|
|
11 of 11 people found the following review helpful:
5.0 out of 5 stars
Back to their glory days, 16 Jun 2004
After an absence that's been too long by half Heart have finally delivered an album that rivals 1978's "Little Queen" in the rock department. Anne's voice has never sounded better, always feminine but with plenty of grit and grind. The band has never sounded better, with plenty of bump and grind, with echoes of their early years ("Make Me" and "The Perfect Goodbye"), heavier stuff that extends their longstanding admiration of Led Zeppelin ("Oldest Story In The World" and "Move On"), and slow building ballads ("Enough" and "Lost Angel", a 7-minute epic that's bound to be a crowd-pleaser).
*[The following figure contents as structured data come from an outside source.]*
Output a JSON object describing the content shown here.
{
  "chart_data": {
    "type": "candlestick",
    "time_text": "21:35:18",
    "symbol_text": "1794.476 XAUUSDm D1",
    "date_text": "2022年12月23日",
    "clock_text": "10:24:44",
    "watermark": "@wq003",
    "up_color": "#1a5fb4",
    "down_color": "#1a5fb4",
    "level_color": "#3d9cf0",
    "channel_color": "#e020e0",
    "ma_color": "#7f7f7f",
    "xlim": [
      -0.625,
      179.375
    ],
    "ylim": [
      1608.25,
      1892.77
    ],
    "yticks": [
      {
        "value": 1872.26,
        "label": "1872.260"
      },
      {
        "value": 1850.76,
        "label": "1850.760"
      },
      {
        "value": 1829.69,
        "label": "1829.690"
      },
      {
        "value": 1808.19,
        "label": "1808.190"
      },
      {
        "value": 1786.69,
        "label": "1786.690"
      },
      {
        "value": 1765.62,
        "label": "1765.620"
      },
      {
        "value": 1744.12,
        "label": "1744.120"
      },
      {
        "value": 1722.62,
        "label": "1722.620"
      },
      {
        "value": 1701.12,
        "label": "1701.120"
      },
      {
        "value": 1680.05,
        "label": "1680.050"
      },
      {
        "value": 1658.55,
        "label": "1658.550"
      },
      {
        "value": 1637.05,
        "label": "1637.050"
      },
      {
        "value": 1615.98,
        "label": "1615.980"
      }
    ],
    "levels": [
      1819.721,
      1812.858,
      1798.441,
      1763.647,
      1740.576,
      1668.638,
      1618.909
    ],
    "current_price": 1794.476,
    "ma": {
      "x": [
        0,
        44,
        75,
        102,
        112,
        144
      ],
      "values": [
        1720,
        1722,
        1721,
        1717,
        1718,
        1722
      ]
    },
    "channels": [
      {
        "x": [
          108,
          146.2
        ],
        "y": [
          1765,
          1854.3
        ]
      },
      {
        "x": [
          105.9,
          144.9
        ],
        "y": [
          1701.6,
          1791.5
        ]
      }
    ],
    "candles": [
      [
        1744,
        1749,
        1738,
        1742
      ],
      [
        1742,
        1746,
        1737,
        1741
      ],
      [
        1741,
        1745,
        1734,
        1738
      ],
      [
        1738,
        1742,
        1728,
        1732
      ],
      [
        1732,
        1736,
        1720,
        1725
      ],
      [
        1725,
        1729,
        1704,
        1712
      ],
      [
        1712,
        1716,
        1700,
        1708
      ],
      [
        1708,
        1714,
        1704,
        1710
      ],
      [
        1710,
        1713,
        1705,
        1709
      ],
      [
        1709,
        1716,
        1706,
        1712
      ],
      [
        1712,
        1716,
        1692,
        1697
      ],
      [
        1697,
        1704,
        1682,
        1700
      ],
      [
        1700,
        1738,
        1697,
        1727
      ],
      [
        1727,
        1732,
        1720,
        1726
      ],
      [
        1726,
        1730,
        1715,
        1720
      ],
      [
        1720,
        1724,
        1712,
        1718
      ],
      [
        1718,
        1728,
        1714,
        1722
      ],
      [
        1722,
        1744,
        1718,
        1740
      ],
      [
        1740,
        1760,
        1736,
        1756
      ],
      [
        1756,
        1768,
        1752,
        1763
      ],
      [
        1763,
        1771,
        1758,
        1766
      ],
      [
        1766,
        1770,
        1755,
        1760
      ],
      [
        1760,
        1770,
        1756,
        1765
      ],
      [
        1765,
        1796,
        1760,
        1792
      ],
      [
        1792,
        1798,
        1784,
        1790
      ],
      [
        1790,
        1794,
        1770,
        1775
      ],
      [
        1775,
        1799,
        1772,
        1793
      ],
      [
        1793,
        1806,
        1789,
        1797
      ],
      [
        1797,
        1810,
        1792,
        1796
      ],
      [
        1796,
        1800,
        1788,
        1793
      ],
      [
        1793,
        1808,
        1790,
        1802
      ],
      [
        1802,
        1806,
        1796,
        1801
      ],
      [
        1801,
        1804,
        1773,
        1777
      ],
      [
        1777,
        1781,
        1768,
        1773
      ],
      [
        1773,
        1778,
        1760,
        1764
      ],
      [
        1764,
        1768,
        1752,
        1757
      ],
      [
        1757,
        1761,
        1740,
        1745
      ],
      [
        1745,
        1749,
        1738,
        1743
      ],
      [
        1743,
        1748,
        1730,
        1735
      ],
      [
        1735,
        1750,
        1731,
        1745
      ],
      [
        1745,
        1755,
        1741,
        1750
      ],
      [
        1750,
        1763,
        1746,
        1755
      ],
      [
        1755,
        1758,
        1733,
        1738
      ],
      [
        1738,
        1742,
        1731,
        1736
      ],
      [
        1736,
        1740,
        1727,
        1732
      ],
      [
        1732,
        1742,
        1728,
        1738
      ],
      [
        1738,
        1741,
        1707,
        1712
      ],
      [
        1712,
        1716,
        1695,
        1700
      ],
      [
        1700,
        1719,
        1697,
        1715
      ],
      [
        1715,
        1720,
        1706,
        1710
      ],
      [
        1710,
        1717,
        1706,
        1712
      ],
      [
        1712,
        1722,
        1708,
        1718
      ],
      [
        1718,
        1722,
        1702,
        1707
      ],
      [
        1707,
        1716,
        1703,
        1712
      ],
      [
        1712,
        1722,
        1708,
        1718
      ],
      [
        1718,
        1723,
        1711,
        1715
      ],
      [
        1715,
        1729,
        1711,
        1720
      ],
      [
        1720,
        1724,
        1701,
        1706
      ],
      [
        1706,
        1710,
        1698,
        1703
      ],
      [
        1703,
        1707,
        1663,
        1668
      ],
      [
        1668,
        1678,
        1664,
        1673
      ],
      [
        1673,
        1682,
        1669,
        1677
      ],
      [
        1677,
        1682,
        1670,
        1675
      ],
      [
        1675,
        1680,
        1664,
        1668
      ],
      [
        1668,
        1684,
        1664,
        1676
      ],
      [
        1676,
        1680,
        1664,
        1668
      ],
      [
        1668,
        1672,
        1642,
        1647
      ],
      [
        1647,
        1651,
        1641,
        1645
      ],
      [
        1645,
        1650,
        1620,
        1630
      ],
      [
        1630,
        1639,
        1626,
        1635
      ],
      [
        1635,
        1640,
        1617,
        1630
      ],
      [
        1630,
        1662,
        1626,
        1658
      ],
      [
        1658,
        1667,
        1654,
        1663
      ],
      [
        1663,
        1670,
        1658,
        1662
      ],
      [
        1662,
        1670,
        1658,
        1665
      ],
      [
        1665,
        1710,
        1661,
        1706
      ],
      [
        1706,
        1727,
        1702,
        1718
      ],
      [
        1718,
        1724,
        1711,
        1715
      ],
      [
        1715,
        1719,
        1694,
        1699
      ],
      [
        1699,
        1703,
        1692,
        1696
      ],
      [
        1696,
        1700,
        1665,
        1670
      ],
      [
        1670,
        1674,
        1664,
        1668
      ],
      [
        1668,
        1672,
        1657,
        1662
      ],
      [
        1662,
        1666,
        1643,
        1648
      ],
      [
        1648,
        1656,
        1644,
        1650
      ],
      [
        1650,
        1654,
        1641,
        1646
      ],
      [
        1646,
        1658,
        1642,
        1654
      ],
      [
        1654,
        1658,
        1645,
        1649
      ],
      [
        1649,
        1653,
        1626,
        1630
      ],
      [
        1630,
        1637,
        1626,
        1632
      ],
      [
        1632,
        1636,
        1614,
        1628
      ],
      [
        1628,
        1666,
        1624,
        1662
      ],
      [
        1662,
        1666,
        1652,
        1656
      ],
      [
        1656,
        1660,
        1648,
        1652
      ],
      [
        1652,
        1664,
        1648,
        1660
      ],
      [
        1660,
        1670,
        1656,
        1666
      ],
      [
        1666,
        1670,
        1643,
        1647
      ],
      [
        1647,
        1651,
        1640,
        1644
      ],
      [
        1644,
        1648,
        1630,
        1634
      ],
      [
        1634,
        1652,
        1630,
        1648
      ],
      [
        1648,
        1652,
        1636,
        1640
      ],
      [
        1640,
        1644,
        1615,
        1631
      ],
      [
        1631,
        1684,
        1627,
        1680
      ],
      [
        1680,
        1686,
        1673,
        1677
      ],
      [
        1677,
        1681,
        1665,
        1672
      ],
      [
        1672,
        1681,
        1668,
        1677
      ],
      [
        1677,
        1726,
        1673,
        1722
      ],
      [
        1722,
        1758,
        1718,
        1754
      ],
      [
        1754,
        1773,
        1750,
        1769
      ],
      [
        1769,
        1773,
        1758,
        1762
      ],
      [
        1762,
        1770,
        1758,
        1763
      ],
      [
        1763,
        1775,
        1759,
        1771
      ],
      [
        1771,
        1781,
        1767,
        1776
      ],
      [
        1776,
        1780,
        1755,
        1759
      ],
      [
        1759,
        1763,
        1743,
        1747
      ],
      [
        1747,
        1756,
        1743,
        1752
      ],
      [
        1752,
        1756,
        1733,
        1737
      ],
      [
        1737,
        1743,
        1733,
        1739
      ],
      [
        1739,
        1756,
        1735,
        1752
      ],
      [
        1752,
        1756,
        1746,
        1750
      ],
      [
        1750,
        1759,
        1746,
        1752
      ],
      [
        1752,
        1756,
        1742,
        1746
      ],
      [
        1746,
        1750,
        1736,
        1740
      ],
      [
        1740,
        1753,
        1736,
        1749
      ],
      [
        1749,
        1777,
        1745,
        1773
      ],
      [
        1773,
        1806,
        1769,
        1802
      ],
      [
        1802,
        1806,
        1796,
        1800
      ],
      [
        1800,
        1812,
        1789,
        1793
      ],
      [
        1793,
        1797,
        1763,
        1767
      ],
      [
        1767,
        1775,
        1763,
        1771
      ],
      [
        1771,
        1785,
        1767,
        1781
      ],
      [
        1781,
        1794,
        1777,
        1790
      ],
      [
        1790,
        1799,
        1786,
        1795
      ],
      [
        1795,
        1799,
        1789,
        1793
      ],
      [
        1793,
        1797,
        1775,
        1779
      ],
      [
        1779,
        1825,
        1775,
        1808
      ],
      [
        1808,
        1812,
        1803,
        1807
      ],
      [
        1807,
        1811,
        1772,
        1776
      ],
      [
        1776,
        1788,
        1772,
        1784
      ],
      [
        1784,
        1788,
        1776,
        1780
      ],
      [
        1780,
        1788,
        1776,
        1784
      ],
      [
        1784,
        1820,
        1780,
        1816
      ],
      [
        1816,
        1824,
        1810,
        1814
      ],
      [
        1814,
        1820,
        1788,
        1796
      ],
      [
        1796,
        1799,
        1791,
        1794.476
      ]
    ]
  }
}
Scattered throughout the album, and providing much in the way of variety and colour, the songs that Nancy takes the lead vocal on are especially pleasing. "Things" is a busking / one-man-band type tune, and, yes, the lyric is "Things ain't what they used to be"!! "I Need The Rain" is light and airy with traces of the Dreamboat Annie, "Led To One" is vaguely mystical, and the acoustic "Hello Moonglow" has a tune the quality of the Beatles' "She's Leaving Home". For those who preferred Heart in their Ron Nevison/Mutt Lange period there is "Vainglorious", arch-typical stadium rocker. This, and the following "No Other Love", written by Craig Bartock alone and sounding like a demo or doodle that goes nowhere, are arguably the weakest spots on the album. So, a brilliant return to form, and just in time, bearing in mind the return to popularity of 70s rock-without-the-pomp style.